If you’re a full or partial season ticket holder to the Clippers, then you probably received the glossy renewal folder in the mail over the past week or so. Prices have dropped for season ticket holders in some sections of Staples Center and have remained the same for others. If you follow the team, you also know that the market value of a Clippers ticket has dropped precipitously in recent months, and the organization has been slashing prices to get people inside the building. For some season ticket holders who pay for their packages in full months before training camp, this is a source of agitation. Whether that agitation is justified depends on whether you perceive pro sports teams as public trusts or luxury items.
Not so long ago, if you wanted a ticket to a pro sporting event, you had a limited number of options. You could purchase season tickets, thereby assuring yourself a seat to every game, both regular and postseason. On game night, you could go down to the arena, walk up to the ticket counter and pay face value for a ticket. If the game was sold out and/or you wanted premium seats, you went underground and bought from a scalper.

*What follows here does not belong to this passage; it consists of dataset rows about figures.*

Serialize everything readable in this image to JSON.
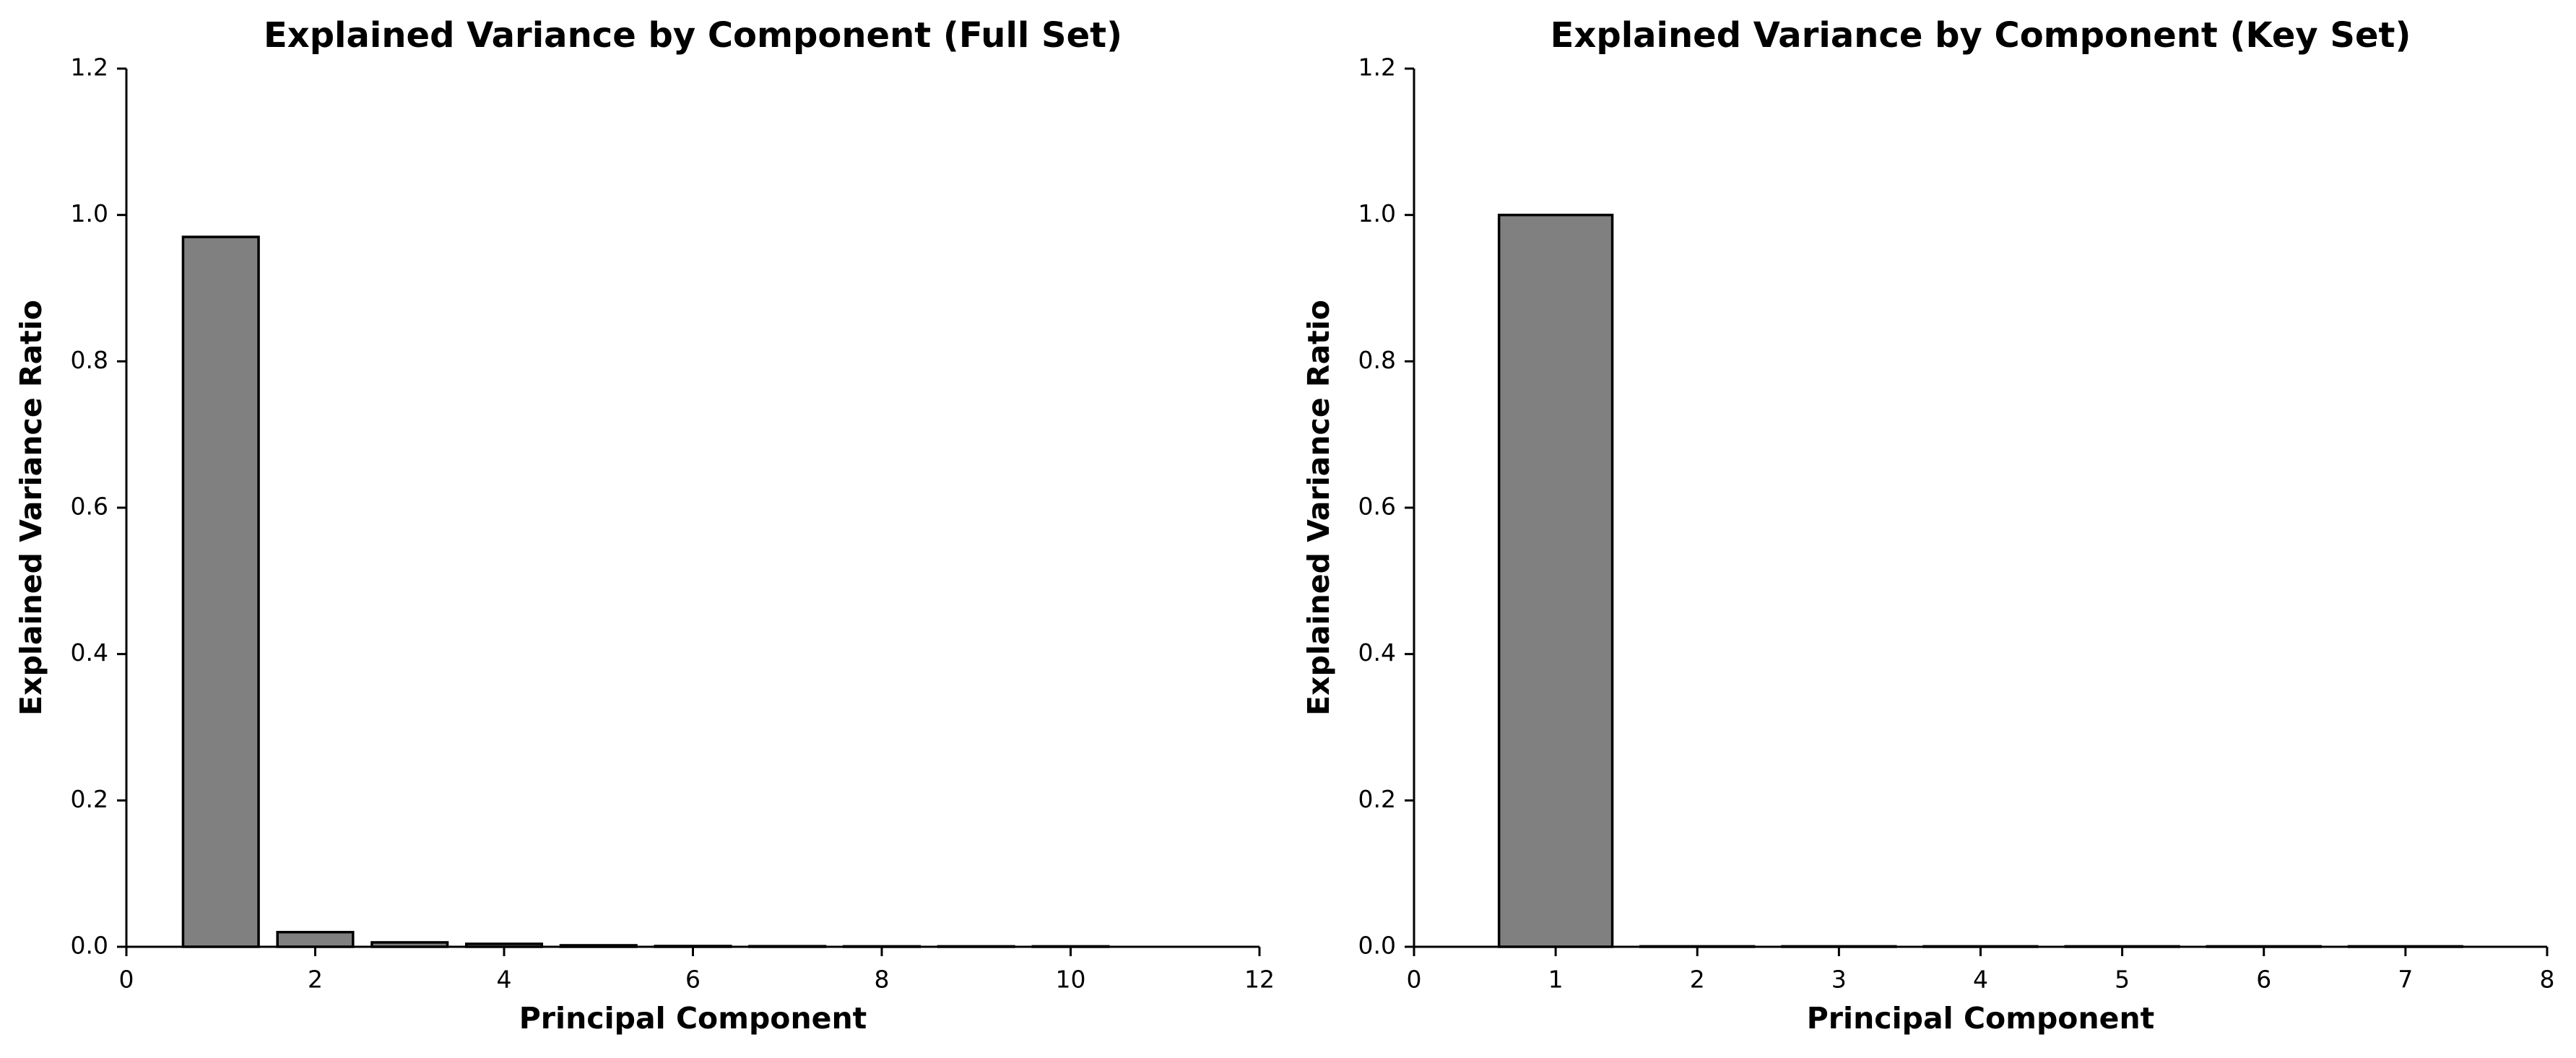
{
  "chart_data": [
    {
      "type": "bar",
      "title": "Explained Variance by Component (Full Set)",
      "xlabel": "Principal Component",
      "ylabel": "Explained Variance Ratio",
      "x": [
        1,
        2,
        3,
        4,
        5,
        6,
        7,
        8,
        9,
        10
      ],
      "values": [
        0.97,
        0.02,
        0.006,
        0.004,
        0.002,
        0.001,
        0.0008,
        0.0005,
        0.0003,
        0.0002
      ],
      "xlim": [
        0,
        12
      ],
      "ylim": [
        0,
        1.2
      ],
      "xticks": [
        0,
        2,
        4,
        6,
        8,
        10,
        12
      ],
      "yticks": [
        0.0,
        0.2,
        0.4,
        0.6,
        0.8,
        1.0,
        1.2
      ],
      "xtick_labels": [
        "0",
        "2",
        "4",
        "6",
        "8",
        "10",
        "12"
      ],
      "ytick_labels": [
        "0.0",
        "0.2",
        "0.4",
        "0.6",
        "0.8",
        "1.0",
        "1.2"
      ],
      "bar_width": 0.8,
      "bar_color": "#808080",
      "edge_color": "#000000",
      "grid": false
    },
    {
      "type": "bar",
      "title": "Explained Variance by Component (Key Set)",
      "xlabel": "Principal Component",
      "ylabel": "Explained Variance Ratio",
      "x": [
        1,
        2,
        3,
        4,
        5,
        6,
        7
      ],
      "values": [
        1.0,
        0.0003,
        0.0002,
        0.0001,
        0.0001,
        0.0001,
        0.0001
      ],
      "xlim": [
        0,
        8
      ],
      "ylim": [
        0,
        1.2
      ],
      "xticks": [
        0,
        1,
        2,
        3,
        4,
        5,
        6,
        7,
        8
      ],
      "yticks": [
        0.0,
        0.2,
        0.4,
        0.6,
        0.8,
        1.0,
        1.2
      ],
      "xtick_labels": [
        "0",
        "1",
        "2",
        "3",
        "4",
        "5",
        "6",
        "7",
        "8"
      ],
      "ytick_labels": [
        "0.0",
        "0.2",
        "0.4",
        "0.6",
        "0.8",
        "1.0",
        "1.2"
      ],
      "bar_width": 0.8,
      "bar_color": "#808080",
      "edge_color": "#000000",
      "grid": false
    }
  ]
}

Today, not only can you find seats on any number of general sites — Craigslist, Ebay — but online brokers like StubHub have changed the game entirely. I can now legally sell my Dodgers tickets on Stubhub at market value, either above or below face value — the laws of supply and demand will dictate that. Want to know the market value of a specific seat for a single game? Easy.
Whether they’re trying to unload $100 tickets for pennies on the dollar or implementing “dynamic pricing,” or hosting a Stubhub booth on their premises, pro sports franchises readily acknowledge that the market for their product is elastic. A pair of seats that fetches $40 to a Tuesday night game against Sacramento might go for five times that on a Saturday night against the Lakers. The Clippers know that, and they know you know.
To those outraged that they’re consistently being asked to pay more than their tickets are worth, my advice is to negotiate. Calculate the market value of your Clippers’ season tickets and offer that amount to your ticket rep. If you hold a pair of $27 seats between the baselines in the first few rows of the upper bowl, you know those tickets aren’t worth more than $20 on the open market. Your first offer to the season ticket rep should be in the $1,650 range — well below the $2,376 the Clippers are asking. If you have friends or people in your section who approximate the value of their tickets similarly to you, then you should join together to enhance your purchasing power.
If the Clippers tell you that prices are fixed and non-negotiable, then you have a tough decision to make. If you cave, there’s no shame in that — so long as you acknowledge that you paid a premium for continuity, ritual, and the comfort of knowing you’ve got a seat if the Clippers happen to play meaningful basketball at some point. Don’t be outraged when the guy sitting next to you in March paid a quarter of the price for his seat. You value those things and he doesn’t.
My intention isn’t to needle the Clippers, or their sales team who, in my experience, are polite, responsive professionals. They’re not trying to rip you off any more than the home seller asking $529,000 for a $400,000 house. This isn’t about kicking the organization while it’s down. If you have season tickets to the Nuggets, Magic, Hawks, Bobcats, Dodgers, Padres, Seahawks, Flames, LA Phil, or Geffen Playhouse, the same principles should apply. We negotiate home purchases, car leases, and gym memberships. The bank that holds my mortgage just went into receivership, and my assumption is that the FDIC will turn around and negotiate the sale of my loan at a discount. We’re in a recession — everything is negotiable. There’s no reason why season ticket packages to professional sporting events shouldn’t be subject to the same rules of the free market. The only reason they wouldn’t be is if sports fans behave irrationally — and who’d believe that?